Sur la décision portant obligation de quitter le territoire français :

9. En premier lieu, la décision portant refus de délivrance d’un titre de séjour n’étant pas entachée d’illégalité, le moyen tiré de ce que la décision portant obligation de quitter le territoire français est illégale par voie de conséquence de l’illégalité de ce refus doit être écarté.

10. En deuxième lieu, il résulte des dispositions de l’article L. 613-1 du code de l’entrée et du séjour des étrangers et du droit d’asile que, dans le cas prévu au 3° de l’article L. 611-1 du même code, la décision portant obligation de quitter le territoire français n’a pas à faire l’objet d’une motivation distincte de celle de la décision relative au séjour. En l’espèce, alors que la décision portant refus de délivrance d’un titre de séjour comporte, de manière suffisante, l’énoncé des considérations de droit et de fait qui la fondent, la mesure d’éloignement en litige est, par suite, suffisamment motivée.

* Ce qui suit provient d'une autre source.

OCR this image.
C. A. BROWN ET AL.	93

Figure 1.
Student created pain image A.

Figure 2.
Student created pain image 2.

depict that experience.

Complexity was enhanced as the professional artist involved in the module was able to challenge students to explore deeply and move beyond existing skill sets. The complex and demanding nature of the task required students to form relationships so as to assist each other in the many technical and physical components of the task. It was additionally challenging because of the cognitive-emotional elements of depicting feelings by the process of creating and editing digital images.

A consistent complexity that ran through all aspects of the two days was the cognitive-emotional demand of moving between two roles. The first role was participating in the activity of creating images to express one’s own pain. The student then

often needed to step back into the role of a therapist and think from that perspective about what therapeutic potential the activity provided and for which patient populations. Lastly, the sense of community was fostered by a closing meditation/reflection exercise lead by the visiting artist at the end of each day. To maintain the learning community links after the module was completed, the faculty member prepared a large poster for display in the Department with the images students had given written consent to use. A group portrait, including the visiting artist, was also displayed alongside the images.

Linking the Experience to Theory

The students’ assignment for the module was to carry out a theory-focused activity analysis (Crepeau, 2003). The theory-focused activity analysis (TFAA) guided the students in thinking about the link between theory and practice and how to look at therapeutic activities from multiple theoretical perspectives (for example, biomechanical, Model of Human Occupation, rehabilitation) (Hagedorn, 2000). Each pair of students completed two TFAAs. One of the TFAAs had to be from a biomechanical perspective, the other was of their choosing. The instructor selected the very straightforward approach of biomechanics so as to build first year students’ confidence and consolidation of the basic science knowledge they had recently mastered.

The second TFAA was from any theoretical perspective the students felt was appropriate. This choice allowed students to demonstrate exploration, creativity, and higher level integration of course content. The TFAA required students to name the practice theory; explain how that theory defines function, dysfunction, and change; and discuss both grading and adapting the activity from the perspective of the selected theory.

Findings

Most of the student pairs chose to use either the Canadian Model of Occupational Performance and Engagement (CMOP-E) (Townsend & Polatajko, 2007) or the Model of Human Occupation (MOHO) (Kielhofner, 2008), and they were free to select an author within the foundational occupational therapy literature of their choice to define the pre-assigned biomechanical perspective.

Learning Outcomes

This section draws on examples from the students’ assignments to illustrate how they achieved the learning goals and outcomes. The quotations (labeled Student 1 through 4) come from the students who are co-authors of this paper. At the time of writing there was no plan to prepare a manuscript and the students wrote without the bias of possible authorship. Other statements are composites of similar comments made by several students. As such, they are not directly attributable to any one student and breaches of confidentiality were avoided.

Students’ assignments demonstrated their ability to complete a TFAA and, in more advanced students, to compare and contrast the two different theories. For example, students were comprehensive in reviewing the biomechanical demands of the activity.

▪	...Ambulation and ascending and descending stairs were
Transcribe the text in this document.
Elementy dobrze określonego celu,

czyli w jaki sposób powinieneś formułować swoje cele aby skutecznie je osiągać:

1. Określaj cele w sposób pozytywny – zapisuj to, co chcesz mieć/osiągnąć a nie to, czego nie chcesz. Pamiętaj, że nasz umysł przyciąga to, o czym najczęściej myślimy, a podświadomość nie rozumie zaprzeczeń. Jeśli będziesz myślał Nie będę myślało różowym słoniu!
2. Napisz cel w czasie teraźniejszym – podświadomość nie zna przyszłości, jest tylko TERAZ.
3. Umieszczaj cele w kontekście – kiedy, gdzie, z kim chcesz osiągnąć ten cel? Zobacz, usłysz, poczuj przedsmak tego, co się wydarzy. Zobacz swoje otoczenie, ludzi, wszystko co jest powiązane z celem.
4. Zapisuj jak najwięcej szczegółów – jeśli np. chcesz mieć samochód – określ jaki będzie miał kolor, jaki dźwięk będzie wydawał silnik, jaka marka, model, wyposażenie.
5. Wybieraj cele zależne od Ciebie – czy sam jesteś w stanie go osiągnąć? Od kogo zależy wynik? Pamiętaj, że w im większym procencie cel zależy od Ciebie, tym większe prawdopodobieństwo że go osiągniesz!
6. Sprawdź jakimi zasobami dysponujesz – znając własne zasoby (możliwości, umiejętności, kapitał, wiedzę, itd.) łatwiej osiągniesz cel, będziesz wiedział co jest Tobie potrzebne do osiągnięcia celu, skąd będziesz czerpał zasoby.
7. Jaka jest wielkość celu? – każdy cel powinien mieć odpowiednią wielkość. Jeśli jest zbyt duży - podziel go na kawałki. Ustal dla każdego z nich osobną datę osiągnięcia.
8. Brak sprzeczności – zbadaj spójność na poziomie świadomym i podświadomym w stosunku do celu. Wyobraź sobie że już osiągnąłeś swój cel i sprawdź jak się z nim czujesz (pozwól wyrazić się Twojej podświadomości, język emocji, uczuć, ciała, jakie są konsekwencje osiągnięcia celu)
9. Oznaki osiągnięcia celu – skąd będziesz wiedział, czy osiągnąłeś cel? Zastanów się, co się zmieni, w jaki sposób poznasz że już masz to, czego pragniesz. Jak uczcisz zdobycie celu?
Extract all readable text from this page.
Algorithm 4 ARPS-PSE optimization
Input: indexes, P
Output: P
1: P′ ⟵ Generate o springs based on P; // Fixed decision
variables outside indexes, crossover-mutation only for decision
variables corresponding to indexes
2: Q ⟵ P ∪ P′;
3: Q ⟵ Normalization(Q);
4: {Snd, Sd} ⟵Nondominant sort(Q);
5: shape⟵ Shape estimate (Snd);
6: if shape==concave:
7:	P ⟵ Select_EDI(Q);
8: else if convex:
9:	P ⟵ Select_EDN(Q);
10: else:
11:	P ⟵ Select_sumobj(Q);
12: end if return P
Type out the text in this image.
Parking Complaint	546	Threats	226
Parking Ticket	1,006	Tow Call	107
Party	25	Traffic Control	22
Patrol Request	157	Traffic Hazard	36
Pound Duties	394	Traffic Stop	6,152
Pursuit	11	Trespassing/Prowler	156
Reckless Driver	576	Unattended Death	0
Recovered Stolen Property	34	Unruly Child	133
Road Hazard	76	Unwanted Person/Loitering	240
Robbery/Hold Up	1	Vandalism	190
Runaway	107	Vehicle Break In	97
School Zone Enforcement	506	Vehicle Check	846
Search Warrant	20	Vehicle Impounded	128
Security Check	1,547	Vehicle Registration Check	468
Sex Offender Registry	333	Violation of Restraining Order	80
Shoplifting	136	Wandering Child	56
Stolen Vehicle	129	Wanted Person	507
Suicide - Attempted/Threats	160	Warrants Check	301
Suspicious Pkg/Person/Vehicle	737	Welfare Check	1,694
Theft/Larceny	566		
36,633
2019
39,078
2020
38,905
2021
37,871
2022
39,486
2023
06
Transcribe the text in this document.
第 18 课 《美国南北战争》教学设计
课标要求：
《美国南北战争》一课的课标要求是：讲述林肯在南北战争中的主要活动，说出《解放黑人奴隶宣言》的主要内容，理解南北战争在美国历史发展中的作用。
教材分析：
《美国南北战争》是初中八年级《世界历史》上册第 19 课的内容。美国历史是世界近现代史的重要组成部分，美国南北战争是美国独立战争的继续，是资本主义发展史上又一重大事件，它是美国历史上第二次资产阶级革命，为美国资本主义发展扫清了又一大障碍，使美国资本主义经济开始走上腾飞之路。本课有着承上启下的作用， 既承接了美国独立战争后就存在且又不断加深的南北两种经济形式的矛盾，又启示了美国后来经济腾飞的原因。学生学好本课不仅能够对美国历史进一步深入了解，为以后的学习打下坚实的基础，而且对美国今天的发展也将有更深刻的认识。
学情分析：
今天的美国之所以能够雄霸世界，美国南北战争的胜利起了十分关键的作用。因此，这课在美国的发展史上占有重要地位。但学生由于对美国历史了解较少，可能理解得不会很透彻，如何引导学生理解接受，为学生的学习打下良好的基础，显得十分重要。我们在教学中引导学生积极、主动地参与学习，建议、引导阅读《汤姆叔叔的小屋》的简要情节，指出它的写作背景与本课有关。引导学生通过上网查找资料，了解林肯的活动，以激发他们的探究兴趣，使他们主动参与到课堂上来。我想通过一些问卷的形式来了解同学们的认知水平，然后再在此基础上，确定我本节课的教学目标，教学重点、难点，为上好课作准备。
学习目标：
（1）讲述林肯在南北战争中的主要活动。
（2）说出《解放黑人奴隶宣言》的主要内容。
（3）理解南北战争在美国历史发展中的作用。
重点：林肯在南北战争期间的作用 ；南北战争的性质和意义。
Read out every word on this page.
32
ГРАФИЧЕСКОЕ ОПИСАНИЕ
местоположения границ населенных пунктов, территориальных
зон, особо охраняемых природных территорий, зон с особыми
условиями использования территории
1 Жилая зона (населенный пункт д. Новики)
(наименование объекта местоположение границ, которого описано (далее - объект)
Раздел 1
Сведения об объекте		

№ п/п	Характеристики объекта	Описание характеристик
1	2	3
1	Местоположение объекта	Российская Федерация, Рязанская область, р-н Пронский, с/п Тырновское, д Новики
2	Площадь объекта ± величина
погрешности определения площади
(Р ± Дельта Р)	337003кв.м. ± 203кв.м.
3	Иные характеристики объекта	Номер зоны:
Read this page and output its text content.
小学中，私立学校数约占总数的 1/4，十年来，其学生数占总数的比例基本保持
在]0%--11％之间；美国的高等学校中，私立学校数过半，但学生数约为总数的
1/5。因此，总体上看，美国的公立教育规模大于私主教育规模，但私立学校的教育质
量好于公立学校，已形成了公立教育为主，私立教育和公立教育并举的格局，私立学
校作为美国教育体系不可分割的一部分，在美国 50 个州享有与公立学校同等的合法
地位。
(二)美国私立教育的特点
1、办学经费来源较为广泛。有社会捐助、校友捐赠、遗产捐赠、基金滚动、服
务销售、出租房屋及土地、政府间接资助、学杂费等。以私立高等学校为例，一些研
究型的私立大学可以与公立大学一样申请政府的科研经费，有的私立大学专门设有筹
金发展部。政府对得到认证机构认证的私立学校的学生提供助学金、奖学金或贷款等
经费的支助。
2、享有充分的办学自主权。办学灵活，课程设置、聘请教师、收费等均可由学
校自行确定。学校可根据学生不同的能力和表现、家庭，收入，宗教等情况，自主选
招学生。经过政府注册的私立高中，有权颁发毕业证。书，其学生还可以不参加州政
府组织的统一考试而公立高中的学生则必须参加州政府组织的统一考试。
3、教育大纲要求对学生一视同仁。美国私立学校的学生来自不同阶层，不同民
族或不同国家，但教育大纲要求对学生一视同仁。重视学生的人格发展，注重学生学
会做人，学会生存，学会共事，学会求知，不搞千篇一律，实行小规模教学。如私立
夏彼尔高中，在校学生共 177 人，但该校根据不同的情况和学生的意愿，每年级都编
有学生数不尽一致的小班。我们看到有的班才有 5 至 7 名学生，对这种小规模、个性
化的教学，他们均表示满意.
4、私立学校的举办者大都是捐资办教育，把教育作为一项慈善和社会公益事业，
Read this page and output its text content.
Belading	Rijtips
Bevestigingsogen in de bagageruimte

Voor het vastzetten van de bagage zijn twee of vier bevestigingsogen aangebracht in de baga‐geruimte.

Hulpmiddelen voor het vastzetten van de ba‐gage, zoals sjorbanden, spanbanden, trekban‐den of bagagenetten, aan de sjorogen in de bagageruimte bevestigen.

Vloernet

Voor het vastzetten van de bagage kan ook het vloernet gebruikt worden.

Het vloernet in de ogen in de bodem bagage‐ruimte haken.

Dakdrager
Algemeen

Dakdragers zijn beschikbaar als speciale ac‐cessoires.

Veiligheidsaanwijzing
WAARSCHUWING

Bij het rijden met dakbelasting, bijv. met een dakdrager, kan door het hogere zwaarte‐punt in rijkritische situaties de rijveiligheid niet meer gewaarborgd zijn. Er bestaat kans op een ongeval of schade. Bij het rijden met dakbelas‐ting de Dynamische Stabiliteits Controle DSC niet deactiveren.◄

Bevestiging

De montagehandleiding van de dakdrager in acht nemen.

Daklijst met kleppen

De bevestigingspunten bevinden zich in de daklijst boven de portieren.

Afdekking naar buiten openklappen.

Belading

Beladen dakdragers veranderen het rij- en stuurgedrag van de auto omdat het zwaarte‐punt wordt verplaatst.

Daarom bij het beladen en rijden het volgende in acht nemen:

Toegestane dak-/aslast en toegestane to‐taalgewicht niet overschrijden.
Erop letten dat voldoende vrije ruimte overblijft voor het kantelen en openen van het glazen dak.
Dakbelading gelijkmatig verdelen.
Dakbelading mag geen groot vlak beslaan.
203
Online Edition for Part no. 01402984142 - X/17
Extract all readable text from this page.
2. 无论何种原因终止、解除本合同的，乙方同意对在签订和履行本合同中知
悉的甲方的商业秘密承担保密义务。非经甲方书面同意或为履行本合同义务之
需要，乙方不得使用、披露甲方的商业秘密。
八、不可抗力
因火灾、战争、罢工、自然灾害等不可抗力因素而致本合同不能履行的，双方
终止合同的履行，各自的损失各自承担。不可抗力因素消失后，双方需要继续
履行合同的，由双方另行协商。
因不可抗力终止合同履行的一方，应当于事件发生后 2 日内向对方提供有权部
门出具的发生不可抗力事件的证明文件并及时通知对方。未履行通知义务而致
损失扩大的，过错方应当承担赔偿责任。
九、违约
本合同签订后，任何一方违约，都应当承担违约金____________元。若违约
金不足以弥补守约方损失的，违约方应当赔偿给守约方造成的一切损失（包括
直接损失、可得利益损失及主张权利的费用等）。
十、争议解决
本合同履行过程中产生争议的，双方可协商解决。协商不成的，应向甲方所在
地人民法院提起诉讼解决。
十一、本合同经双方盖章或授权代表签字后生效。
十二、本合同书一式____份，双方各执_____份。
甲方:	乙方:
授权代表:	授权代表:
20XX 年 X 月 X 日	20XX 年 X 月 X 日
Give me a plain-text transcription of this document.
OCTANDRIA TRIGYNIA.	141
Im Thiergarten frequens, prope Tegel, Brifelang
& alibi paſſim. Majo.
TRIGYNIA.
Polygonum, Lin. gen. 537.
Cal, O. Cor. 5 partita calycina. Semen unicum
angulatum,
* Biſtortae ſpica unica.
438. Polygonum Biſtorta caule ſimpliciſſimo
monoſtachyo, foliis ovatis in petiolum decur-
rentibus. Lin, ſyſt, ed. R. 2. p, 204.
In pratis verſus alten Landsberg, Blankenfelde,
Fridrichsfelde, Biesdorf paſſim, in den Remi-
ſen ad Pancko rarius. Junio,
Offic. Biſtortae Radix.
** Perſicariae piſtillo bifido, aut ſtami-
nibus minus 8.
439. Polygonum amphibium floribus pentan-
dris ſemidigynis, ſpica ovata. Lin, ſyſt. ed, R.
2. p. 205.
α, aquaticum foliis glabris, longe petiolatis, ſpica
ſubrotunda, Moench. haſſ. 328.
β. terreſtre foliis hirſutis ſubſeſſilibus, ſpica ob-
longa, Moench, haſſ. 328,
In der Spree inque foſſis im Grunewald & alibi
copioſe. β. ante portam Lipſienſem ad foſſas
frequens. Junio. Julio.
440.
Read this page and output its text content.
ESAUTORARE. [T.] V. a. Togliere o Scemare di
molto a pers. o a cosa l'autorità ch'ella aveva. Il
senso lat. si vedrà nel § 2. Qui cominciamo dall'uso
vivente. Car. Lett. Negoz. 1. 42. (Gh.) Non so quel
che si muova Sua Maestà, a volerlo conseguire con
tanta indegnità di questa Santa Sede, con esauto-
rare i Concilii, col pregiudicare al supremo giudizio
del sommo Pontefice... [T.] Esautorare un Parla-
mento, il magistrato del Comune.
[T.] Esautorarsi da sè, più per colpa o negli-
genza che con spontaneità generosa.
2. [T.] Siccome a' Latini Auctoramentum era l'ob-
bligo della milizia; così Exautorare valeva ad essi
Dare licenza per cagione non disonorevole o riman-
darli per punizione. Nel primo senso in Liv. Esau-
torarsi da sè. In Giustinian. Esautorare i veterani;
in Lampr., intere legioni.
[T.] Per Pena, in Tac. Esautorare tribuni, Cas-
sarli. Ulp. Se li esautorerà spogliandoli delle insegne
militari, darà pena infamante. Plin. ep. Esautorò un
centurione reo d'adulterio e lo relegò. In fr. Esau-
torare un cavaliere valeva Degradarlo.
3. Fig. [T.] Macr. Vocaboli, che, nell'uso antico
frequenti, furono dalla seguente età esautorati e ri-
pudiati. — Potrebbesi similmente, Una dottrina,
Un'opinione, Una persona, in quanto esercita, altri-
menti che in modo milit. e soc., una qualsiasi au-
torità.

11. En dernier lieu, pour les mêmes motifs de fait que ceux exposés aux points 6 et 8 de la présente ordonnance, les moyens tirés de la méconnaissance des stipulations de l’article 8 de la convention européenne de sauvegarde des droits de l’homme et des libertés fondamentales et de ce que la décision serait entachée d’une erreur manifeste d’appréciation au regard de la situation personnelle de M. A... doivent être écartés.

12. Il résulte de tout ce qui précède que la requête d’appel de M. A... est manifestement dépourvue de fondement et doit être rejetée en application du dernier alinéa de l’article R. 222‑1 du code de justice administrative. Par voie de conséquence, les conclusions présentées à fin d’injonction sous astreinte, ainsi que celles présentées au titre de l’article L. 761-1 du code de justice administrative doivent, également, être rejetées.




ORDONNE :


Article 1er : La requête de M. A... est rejetée.



Article 2 : La présente ordonnance sera notifiée à M. B... A....

Copie en sera adressée au préfet de police de Paris.

Fait à Paris, le 8 janvier2026.


Le président de la 5ème chambre,



A. BARTHEZ

La République mande et ordonne au ministre de l’intérieur en ce qui le concerne, ou à tous commissaires de justice à ce requis en ce qui concerne les voies de droit commun contre les parties privées, de pourvoir à l’exécution de la présente décision.